El entierro de Europa

Es lunes por la mañana. Europa llega al instituto jadeando, con los ojos brillantes, llenos de lágrimas. Ha pasado el fin de semana suspirando en la cama, aterrorizada por sus crueles pesadillas. Antes de salir de casa, su madre, Francia, ha tratado de calmar las ansiedades de su hija. Sabe que están poniendo a prueba sus límites. Toda la familia vive alerta por las amenazas, mientras la joven se limita a observar su desgracia como un espectador a punto de entrar en el pozo de la demencia. «Ve tranquila, hija, hoy volveré a hablar con la directora. Seguro que está vez toma cartas en el asunto. Naciones Unidas es una mujer con sustancia, tejerá nuevas alianzas».
El motivo de tanto drama es la llegada al instituto de un nuevo alumno. Un chico rubio, con un aire de provocación y de majestad que infunde reverencia en todo el que se atreve a acercársele. Conocido por sus miradas de desprecio, el bellísimo Trump es una especie de ángel caído de la escuela miltoniana, que mezcla ciertos rasgos teñidos de melancolía -por un pasado mejor- con un heroísmo embriagador. Es un vampiro encantador y terrible, que lanza sobre sus víctimas su mirada magnética, hipnotizándolas hasta extenuarlas. Está enamorado de una tigresa hambrienta, que se abalanzó sobre él rugiendo la promesa del terror como método para alcanzar la felicidad: Putina.

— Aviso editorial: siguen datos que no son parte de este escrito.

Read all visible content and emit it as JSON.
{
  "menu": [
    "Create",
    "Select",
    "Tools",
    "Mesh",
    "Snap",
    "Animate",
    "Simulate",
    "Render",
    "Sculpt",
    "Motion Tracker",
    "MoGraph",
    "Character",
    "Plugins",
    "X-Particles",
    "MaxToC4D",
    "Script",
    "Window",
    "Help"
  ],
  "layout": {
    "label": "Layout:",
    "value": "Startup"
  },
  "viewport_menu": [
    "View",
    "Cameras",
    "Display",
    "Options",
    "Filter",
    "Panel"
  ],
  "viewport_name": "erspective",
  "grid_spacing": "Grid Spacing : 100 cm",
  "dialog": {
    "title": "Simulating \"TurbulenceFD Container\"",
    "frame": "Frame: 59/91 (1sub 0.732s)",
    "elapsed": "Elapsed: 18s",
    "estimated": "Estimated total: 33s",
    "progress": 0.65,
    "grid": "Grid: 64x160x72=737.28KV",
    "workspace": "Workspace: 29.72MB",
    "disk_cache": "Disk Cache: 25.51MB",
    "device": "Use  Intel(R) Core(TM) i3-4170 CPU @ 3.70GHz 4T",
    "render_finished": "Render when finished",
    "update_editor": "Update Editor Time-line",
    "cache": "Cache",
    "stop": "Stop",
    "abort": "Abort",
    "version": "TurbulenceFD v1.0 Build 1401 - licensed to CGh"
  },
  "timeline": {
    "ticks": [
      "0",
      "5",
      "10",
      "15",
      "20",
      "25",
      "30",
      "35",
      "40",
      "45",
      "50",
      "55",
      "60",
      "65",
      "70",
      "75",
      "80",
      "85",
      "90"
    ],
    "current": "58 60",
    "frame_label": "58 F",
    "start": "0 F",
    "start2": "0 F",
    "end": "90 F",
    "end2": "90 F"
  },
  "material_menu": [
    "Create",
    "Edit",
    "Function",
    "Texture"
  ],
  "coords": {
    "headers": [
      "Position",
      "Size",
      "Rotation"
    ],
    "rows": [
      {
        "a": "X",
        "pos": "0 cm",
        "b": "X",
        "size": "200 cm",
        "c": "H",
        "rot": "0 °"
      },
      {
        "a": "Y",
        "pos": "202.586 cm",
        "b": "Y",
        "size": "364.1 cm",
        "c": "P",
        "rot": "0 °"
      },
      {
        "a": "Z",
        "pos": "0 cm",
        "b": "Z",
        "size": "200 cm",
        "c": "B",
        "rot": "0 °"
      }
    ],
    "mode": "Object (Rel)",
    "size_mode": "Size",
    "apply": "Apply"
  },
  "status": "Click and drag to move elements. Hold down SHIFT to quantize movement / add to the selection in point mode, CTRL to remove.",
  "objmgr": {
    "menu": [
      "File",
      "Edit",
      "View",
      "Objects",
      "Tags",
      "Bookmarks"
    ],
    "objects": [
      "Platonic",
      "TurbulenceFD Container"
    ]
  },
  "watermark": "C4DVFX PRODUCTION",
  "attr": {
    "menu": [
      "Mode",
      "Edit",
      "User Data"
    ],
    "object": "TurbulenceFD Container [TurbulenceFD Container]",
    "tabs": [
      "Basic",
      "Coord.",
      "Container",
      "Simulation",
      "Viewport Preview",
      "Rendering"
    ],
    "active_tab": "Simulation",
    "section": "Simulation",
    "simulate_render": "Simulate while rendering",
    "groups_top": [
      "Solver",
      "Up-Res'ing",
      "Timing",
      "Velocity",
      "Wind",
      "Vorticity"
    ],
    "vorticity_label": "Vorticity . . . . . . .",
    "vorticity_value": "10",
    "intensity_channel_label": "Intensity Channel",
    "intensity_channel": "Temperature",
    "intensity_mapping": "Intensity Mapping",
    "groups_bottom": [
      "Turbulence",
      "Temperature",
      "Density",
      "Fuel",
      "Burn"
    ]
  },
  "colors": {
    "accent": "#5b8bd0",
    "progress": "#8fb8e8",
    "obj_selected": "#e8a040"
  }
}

Trump y Putina conforman la pareja popular de instituto. Han pasado el fin de semana de fiesta en fiesta, regalando su presencia. Pero, sin duda, el mejor momento para ellos ha sido un baño al atardecer en la casa de Putina. Una gran X en la puerta avisaba de que lo que allí iba a suceder estaba prohibido para el resto de los mortales. «Tienes un gran corazón, Putina, sólo que no lo muestras», le susurraba Trump a su víctima, mientras le acariciaba los senos con las manos llenas de espuma. Las velas se iban consumiendo, emitiendo un olor afrodisiaco. Tejían los hilos para seguir atacando a Europa. Su nobleza histórica, su arte, su belleza y su solidez les parecían un lastre para conseguir sus ambiciones adolescentes.
«Esta semana fingiremos su entierro durante el recreo», propuso Putina entre risas cínicas. «Eres una genia, tu delirio ardiente me fascina», contestó el rubio americano. En ese momento, entró su colega Musk vestido de camarera, para ver si podía unirse a la fiesta. Dejando la bandeja en el suelo, comenzó a quitarse el delantal. Miraba fijamente el agua templada llena de espuma y pétalos de rosas, buscando información sobre los cuerpos de la idílica pareja. De pronto, muy serio, se dirigió a Trump: «Mi cabeza por tus caricias, eso quieres, ¿no?». La locura se apoderó de la escena. Las risas perversas se oían en toda la exclusiva urbanización: «Ja, ja, ja. ¡Al fin!, ¡esto es la verdadera pasión!».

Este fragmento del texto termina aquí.